These are notes for a talk I gave a few years ago (can't remember the exact occasion). I came across them now, and I think they are still valid and relevant.


Hannah Höch. Untitled (From an Ethnographic Museum), 1930 (detail)

Definition:
Assemblage culture is based on the use of (parts of) pre-existing (material or informational) cultural objects in the creation of new cultural objects. Assemblage culture is an umbrella term incorporating numerous media-specific practices such as quoting, sampling, (re)mixing, montage, collage, editing.
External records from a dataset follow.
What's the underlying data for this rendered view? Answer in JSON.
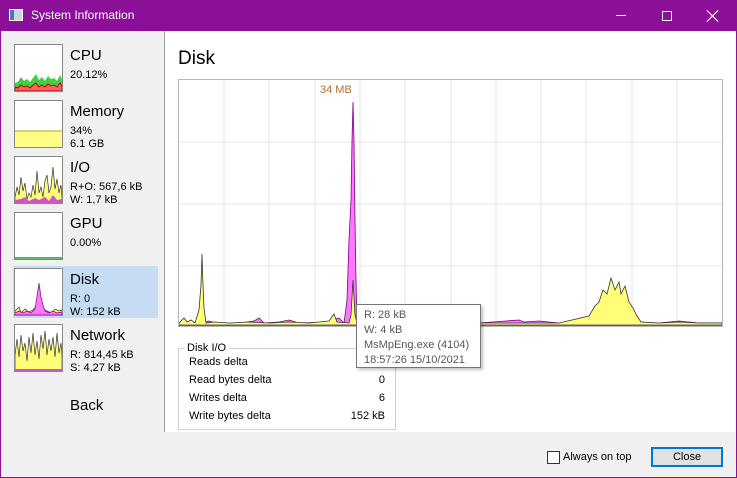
{
  "window": {
    "title": "System Information"
  },
  "sidebar": {
    "items": [
      {
        "label": "CPU",
        "v1": "20.12%",
        "v2": ""
      },
      {
        "label": "Memory",
        "v1": "34%",
        "v2": "6.1 GB"
      },
      {
        "label": "I/O",
        "v1": "R+O: 567,6 kB",
        "v2": "W: 1,7 kB"
      },
      {
        "label": "GPU",
        "v1": "0.00%",
        "v2": ""
      },
      {
        "label": "Disk",
        "v1": "R: 0",
        "v2": "W: 152 kB"
      },
      {
        "label": "Network",
        "v1": "R: 814,45 kB",
        "v2": "S: 4,27 kB"
      }
    ],
    "back_label": "Back"
  },
  "main": {
    "title": "Disk",
    "peak_label": "34 MB",
    "group_title": "Disk I/O",
    "stats": [
      {
        "key": "Reads delta",
        "value": ""
      },
      {
        "key": "Read bytes delta",
        "value": "0"
      },
      {
        "key": "Writes delta",
        "value": "6"
      },
      {
        "key": "Write bytes delta",
        "value": "152 kB"
      }
    ]
  },
  "tooltip": {
    "line1": "R: 28 kB",
    "line2": "W: 4 kB",
    "line3": "MsMpEng.exe (4104)",
    "line4": "18:57:26 15/10/2021"
  },
  "footer": {
    "always_on_top_label": "Always on top",
    "close_label": "Close"
  },
  "colors": {
    "titlebar": "#8c0f98",
    "read": "#ffff77",
    "write": "#ff77ff",
    "selected": "#c5dcf3",
    "cpu_kernel": "#ff4040",
    "cpu_user": "#40d040"
  }
}
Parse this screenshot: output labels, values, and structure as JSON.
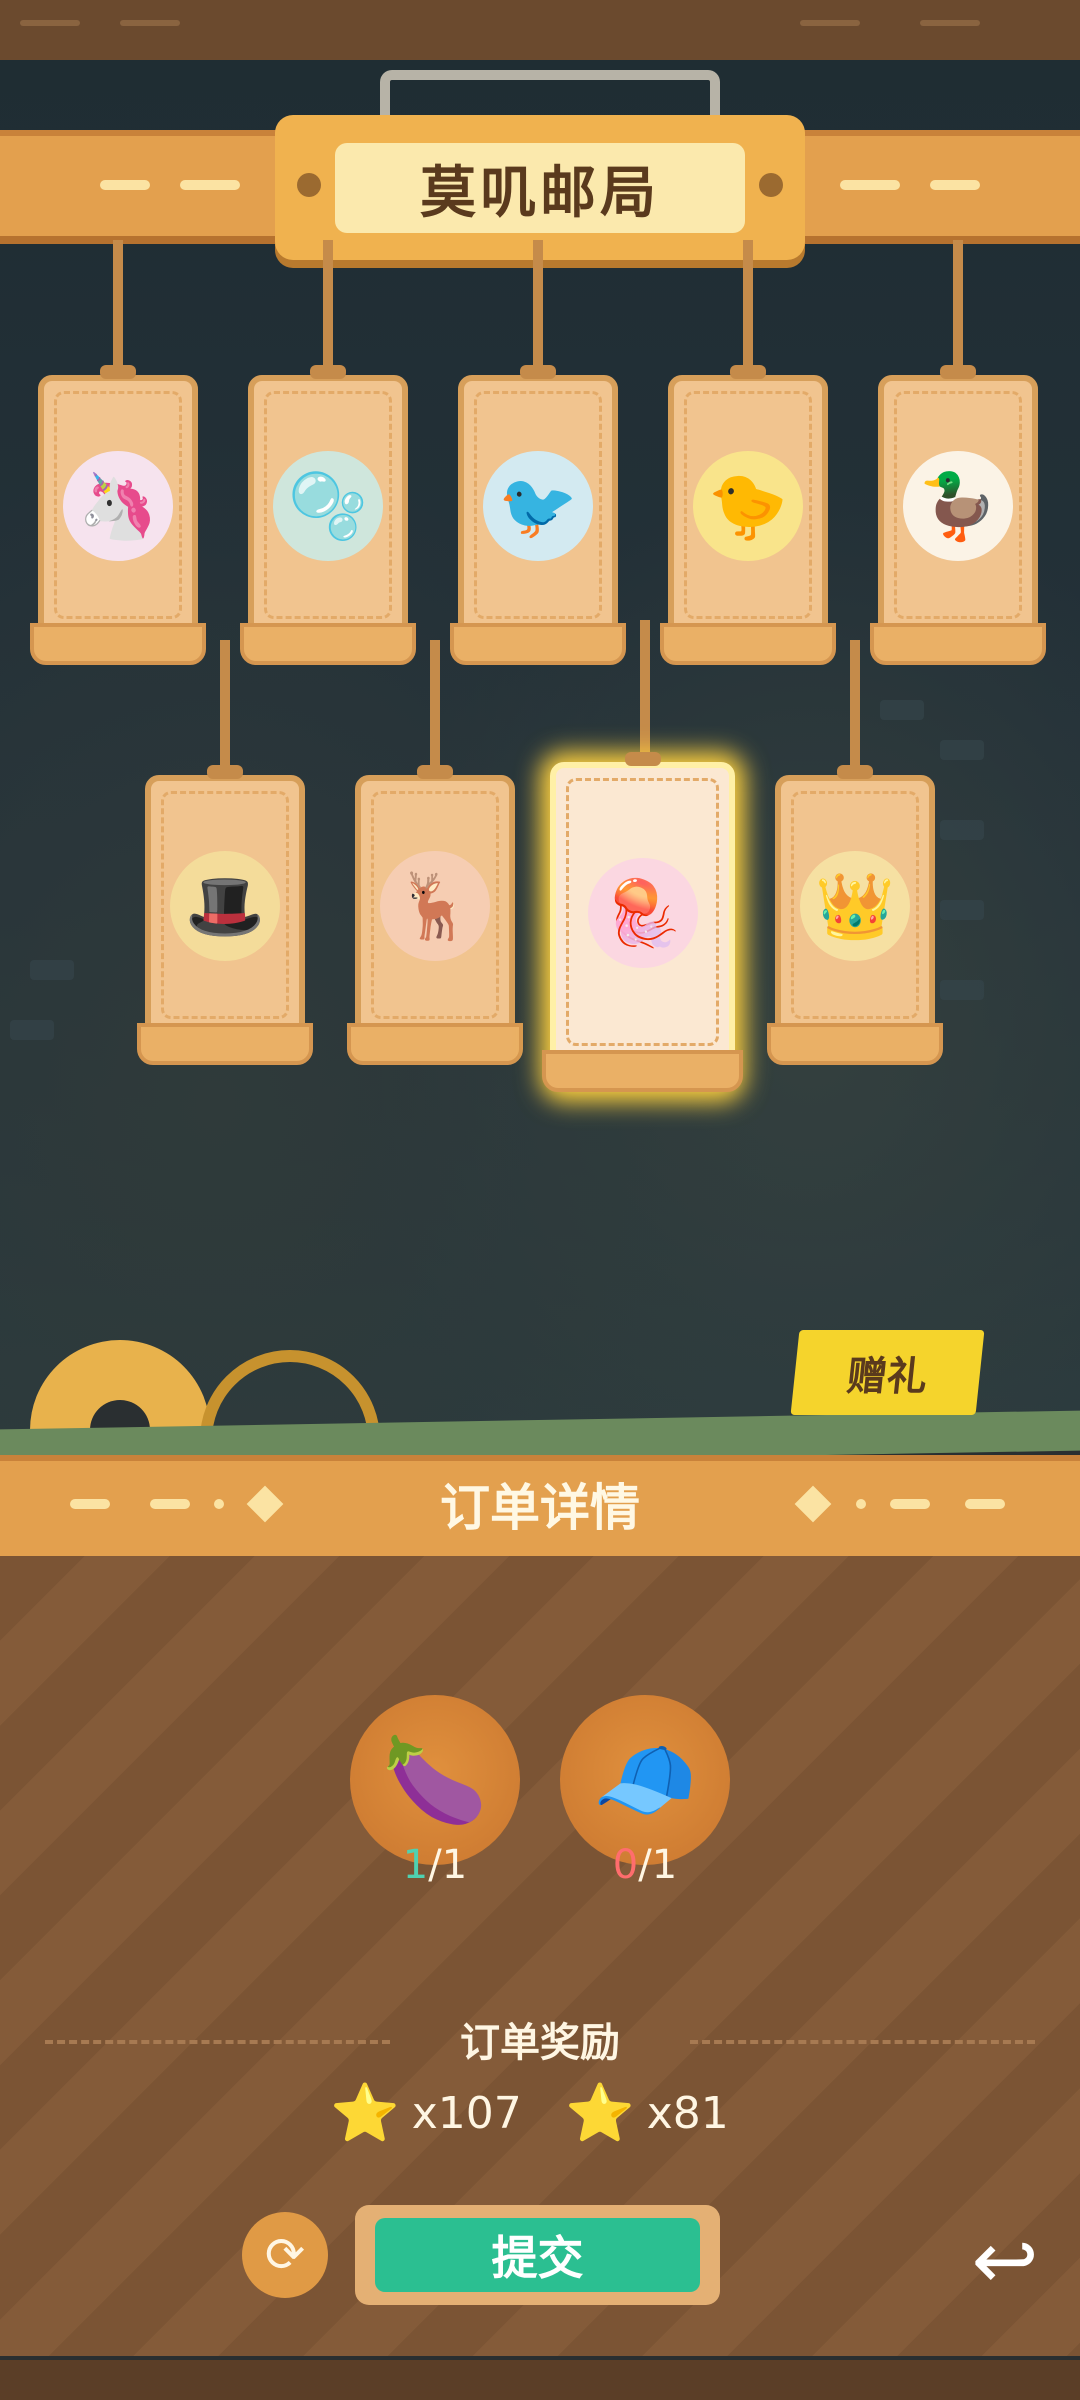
{
  "header": {
    "title": "莫叽邮局"
  },
  "characters": [
    {
      "name": "unicorn",
      "icon": "🦄",
      "selected": false
    },
    {
      "name": "bubble-fish",
      "icon": "🫧",
      "selected": false
    },
    {
      "name": "blue-bird",
      "icon": "🐦",
      "selected": false
    },
    {
      "name": "pink-chick",
      "icon": "🐤",
      "selected": false
    },
    {
      "name": "duck",
      "icon": "🦆",
      "selected": false
    },
    {
      "name": "hat-creature",
      "icon": "🎩",
      "selected": false
    },
    {
      "name": "deer",
      "icon": "🦌",
      "selected": false
    },
    {
      "name": "jellyfish",
      "icon": "🪼",
      "selected": true
    },
    {
      "name": "prince",
      "icon": "👑",
      "selected": false
    }
  ],
  "gift": {
    "label": "赠礼"
  },
  "order": {
    "title": "订单详情",
    "items": [
      {
        "name": "lavender-pouch",
        "icon": "🍆",
        "have": "1",
        "need": "/1"
      },
      {
        "name": "night-cap",
        "icon": "🧢",
        "have": "0",
        "need": "/1"
      }
    ],
    "reward_label": "订单奖励",
    "rewards": [
      {
        "name": "green-star",
        "icon": "⭐",
        "amount": "x107"
      },
      {
        "name": "blue-star",
        "icon": "⭐",
        "amount": "x81"
      }
    ]
  },
  "actions": {
    "submit_label": "提交",
    "refresh_icon": "⟳",
    "back_icon": "↩"
  },
  "colors": {
    "plank": "#e3a04e",
    "submit": "#2bbf91",
    "highlight": "#ffd23f"
  }
}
  1. Assemblage culture emerges when a society becomes saturated by media objects. Saturation means that these objects become widely and easily available to a wide range of users.
    Historical sequence:
    printed text (quotations in scientific culture, 17th century)
    printed images (early collages, late 19th century)
    recorded audio (musique concrète, mid 20th century)
    moving images (found footage film, mid 20th century)
    computer code (free/open source software, 1980s)
    modifiable genes (?) (early 21th century)
  2. Every cultural work contains elements taken from other works. Digitization makes the processes of assemblage – mostly implicit (by way of reference) in analog media – explicit (by way of insertion and transformation), putting it at the center of cultural production. Quoting and referencing in (scientific) texts made this practice explicit already in pre-digital form, reflecting the ease of separating content from its carrier in print culture.
  3. The meta-medium networked computer brings all media to the point of saturation, thus creating the material basis for the expansion of assemblage culture.
  4. The creative practice of assemblage culture is cooperative/distributed, rather than individual/centralized. There are three temporal modes of cooperation: synchronous, asynchronous, serial.
  5. The ontology of the assemblage is flat. Everything (media, genres, origins (times/places)) can be mixed with everything.
  6. Assemblage lowers the barrier of entry for cultural production, widening the range of producers.
  7. Assemblage blurs the boundaries between professionals and amateurs.
  8. Amateur and professional cultural production co-exist and overlap, but can be separated by adherence to professional norms, and remuneration (direct, indirect, or at least intended). Amateur and professional works can be of interest to equally wide (or narrow) publics.
  9. Assemblage blurs the boundaries between production, distribution, and consumption, adding many roles in between, some of them hybrids (bit-torrent = consumption & distribution; fans = consumers & unofficial custodians of a body of work). Creating a context for the reception of a work is as important as creating the work itself.